Consider an exemple in one dimension.

$$f(x) = x^2 - x + 3$$

In [None]:
def one_d_function(x):
    return x**2 - x + 2

x = np.linspace(-2, 2)
plt.plot(x, one_d_function(x) )
plt.scatter(.5, one_d_function(.5), s=150, marker='*', c='r')
plt.ylim(0, 6)

The following code applies the gradient descend method to the "one_d_function" $f(x)$ for $20$ iterations.
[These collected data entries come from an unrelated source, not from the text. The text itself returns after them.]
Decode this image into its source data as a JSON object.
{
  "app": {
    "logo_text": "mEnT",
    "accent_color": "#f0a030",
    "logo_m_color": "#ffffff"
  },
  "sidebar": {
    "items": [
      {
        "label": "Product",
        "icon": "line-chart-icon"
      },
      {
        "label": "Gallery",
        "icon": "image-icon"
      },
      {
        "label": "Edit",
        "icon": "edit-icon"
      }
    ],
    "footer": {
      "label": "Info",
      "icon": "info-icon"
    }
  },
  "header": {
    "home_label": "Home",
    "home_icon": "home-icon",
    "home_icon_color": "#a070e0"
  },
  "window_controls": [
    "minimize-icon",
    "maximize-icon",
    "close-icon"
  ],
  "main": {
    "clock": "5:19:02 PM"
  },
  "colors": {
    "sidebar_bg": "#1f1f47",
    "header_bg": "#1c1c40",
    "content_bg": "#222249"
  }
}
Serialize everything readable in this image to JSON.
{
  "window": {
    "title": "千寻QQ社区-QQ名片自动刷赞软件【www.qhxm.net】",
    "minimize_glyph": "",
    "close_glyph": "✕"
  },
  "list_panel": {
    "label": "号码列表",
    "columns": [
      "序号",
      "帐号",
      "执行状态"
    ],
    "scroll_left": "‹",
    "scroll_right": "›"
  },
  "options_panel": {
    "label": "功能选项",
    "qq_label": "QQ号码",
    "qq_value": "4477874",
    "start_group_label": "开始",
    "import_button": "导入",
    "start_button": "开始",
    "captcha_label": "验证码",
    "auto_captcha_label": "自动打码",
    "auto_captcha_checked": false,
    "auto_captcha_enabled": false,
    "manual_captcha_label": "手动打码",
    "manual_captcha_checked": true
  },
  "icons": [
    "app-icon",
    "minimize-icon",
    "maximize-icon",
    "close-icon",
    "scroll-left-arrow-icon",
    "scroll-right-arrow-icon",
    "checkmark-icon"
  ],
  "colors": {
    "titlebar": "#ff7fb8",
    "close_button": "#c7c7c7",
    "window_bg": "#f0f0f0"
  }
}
Consider two methods of *pytorch* we will use below:
* The *context* `torch.no_grad()` that specifies that it is not necessary to compute gradients associated to the operations in the corresponding bloack of code.
* The method `zero_()` that reinitialize the gradient values for variables of type `Tensor`. It is necessary to call it before each new iteration, otherwise gradient value will be accumulated over iterations.

In [None]:
eta = .4 # Gradient step
T = 20   # Number of iterations

# Random initialization 
x = torch.randn(1, requires_grad=True)

for t in range(T):
 
    # Compute the objective function
    val = one_d_function(x)
    
    # Compute the gradients
    val.backward()
    
    print(f"Iteration {t+1:02}:",
          f" x ={x.item(): .5f}",
          f" F(x) ={val.item(): .5f}",
          f" F\'(x) ={x.grad.item(): .5f}")
    
    # Update the variable x
    with torch.no_grad():
        x -= eta * x.grad
    
    # Reinitialize gradient to zero
    x.grad.zero_()


Let's go back to the example of the least squares method we considered earlier in the course.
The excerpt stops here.